Фарид заплакал. Мишель наклонился и схватил его за волосы:
– Да плевать мне на все твои сожаления и слезы. Слишком поздно. Давай дальше.
– Все произошло… в тот самый день, двадцать пятого февраля. Он сказал, что это последний день и что к вечеру я получу деньги. Часов в пять утра мы сели в пикап и снова поехали к лесу. Остановились, как обычно, и он открыл багажник. На этот раз там лежали три больших, как огромные сосиски, тюка, завернутые в одеяла… Погода была мерзкая, дул ледяной ветер, темень непроглядная… Я думал, превращусь в ледышку прямо на месте. Он сказал, последний день… Последнее задание… Я схватил первый тюк и вытащил его из багажника. Он глядел на меня и улыбался. «Скорей, – сказал я ему, – надо поскорее закончить». Я догадался, что в тюках. Тела… Тела, от которых он хотел избавиться, я был уверен. Наверняка это были трупы… и по каким-то причинам он хотел их спрятать в той дыре, куда мы спускались, где никто не станет их искать. Мы снова туда полезли, как и раньше. Он осторожно нес свою ношу на плече, да еще и мне помогал тащить. Только… только тебя, Мишель, нам пришлось нести вдвоем. Одному человеку не осилить. Он наверняка потому и позвал меня, чтобы спустить в дыру тебя. И тут я задел за скалу тем, что могло бы быть головой, и он крикнул, чтобы я был поосторожнее. Я подумал, что он хочет меня убить. Чего осторожничать с трупами? Я старался делать все быстро, но ему, видно, хотелось донести их нетронутыми. У этого типа явно не все дома, так что чем скорее я свалю, тем будет лучше.
Теперь Фарид дышал с долгим свистом, а зубы стучали уже не переставая.
– В одном из тюков был твой пес, Жонатан. Тюк был легче остальных и по форме напоминал собаку. Я его нес один.
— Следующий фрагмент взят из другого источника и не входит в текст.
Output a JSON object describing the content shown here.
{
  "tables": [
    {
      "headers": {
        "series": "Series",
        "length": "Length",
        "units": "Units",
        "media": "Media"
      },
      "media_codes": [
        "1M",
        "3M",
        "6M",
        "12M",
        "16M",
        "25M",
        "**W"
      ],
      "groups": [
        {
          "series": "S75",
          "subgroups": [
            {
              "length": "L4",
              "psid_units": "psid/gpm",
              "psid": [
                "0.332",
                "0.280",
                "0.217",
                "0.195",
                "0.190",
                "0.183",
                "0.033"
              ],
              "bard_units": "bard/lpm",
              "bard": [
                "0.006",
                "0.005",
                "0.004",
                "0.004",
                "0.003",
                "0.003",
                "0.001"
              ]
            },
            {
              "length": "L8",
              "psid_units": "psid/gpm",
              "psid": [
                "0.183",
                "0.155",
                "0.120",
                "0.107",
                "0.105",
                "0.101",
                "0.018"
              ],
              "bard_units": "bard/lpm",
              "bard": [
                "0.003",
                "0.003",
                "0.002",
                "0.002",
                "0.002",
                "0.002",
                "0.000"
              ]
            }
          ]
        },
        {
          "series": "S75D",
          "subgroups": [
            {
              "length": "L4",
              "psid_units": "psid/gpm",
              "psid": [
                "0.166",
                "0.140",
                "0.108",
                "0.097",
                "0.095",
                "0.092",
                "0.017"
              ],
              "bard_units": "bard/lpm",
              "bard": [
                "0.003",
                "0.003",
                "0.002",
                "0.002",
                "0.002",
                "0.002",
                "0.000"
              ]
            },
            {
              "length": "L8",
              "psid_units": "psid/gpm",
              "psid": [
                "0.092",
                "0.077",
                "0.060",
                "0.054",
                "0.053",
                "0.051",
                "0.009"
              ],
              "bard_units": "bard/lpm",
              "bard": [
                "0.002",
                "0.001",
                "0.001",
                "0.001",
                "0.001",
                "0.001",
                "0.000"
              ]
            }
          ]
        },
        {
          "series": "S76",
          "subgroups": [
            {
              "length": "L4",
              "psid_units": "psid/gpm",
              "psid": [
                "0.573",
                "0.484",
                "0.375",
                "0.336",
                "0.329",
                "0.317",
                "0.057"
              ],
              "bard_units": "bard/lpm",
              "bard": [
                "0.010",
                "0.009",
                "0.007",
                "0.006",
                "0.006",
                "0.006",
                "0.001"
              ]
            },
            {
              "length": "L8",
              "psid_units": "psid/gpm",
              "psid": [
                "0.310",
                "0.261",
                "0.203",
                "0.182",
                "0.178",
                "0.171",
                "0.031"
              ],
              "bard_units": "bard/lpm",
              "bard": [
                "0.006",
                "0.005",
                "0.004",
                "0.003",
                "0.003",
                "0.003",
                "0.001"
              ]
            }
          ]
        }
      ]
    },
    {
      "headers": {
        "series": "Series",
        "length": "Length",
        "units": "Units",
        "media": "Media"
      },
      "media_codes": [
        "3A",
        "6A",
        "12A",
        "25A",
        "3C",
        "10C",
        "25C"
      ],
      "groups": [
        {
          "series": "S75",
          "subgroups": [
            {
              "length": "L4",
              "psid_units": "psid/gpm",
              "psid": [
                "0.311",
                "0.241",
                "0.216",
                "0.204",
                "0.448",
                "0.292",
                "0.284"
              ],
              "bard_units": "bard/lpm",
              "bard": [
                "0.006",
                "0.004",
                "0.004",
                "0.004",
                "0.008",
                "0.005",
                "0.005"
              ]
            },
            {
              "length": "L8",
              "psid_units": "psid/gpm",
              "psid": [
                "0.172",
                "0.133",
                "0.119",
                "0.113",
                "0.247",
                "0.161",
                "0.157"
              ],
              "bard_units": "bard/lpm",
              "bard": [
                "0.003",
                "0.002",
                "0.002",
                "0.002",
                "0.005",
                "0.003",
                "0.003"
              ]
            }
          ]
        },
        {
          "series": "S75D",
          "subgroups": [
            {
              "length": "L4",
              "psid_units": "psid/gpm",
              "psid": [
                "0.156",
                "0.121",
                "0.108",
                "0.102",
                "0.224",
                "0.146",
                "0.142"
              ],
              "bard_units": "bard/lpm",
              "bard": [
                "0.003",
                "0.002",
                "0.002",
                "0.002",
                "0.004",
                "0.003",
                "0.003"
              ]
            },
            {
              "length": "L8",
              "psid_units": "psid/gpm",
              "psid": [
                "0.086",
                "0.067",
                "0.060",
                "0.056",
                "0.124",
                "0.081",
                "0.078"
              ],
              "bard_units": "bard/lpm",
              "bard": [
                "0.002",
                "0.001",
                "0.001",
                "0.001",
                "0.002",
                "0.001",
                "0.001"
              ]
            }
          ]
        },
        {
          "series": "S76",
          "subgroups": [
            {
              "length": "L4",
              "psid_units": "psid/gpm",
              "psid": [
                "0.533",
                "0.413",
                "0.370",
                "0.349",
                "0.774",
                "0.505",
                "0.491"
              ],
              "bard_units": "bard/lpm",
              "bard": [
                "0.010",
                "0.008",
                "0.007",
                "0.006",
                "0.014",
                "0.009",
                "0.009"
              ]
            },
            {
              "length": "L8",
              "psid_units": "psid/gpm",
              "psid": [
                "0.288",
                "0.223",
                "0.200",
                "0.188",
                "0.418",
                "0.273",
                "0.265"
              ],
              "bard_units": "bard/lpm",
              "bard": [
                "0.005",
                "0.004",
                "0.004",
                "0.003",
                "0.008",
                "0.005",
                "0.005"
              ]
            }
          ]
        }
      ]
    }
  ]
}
Обмотанный цепью, я не мог даже кулаков сжать. Ногти скребли по ткани брюк. Я взглянул на Мишеля. Он расхаживал с угрожающим видом, держа в руке острый камень. Мне стало страшно за Фарида.
– Это было ужасно, я думал, что умру от усталости, я больше не мог. Когда мы спустились в пропасть, этот человек зажег лампу, и тут я увидел палатку. Настоящую палатку, поставленную на землю. И вдруг в какую-то долю секунды меня осенило: в тюках живые люди, а этот тип – сумасшедший, больной на голову. В худшем смысле этого слова. Он мне улыбнулся в последний раз и развернул одеяла. Вы оба были живы. А на тебе, Мишель, уже была железная маска. Тогда он бросил мешок с деньгами мне в лицо, навел на меня револьвер и сказал: «Вот твои бабки. Сказано – сделано. Но я сильно сомневаюсь, что они тебе здесь понадобятся. Не думаешь же ты, что я позволю тебе выйти отсюда?» И он все выбросил в пропасть: инструменты, какую-то часть барахла. Остальное вы знаете. Он мне что-то вколол, как и вам. Как и вы, я очнулся не сразу там, на верхотуре, на карнизе, и рядом лежал мешок с деньгами и твое письмо, Жонатан. Прочесть это письмо я не мог, я вообще не знаю, зачем мне его подсунули, но это то самое, которое нашел твой пес. Когда… когда я понял, что вы рано или поздно доберетесь до моего карниза, я решил выбросить все в пропасть, сказав себе, что, на худой конец, смогу потом достать. Ну и бросил за скалу.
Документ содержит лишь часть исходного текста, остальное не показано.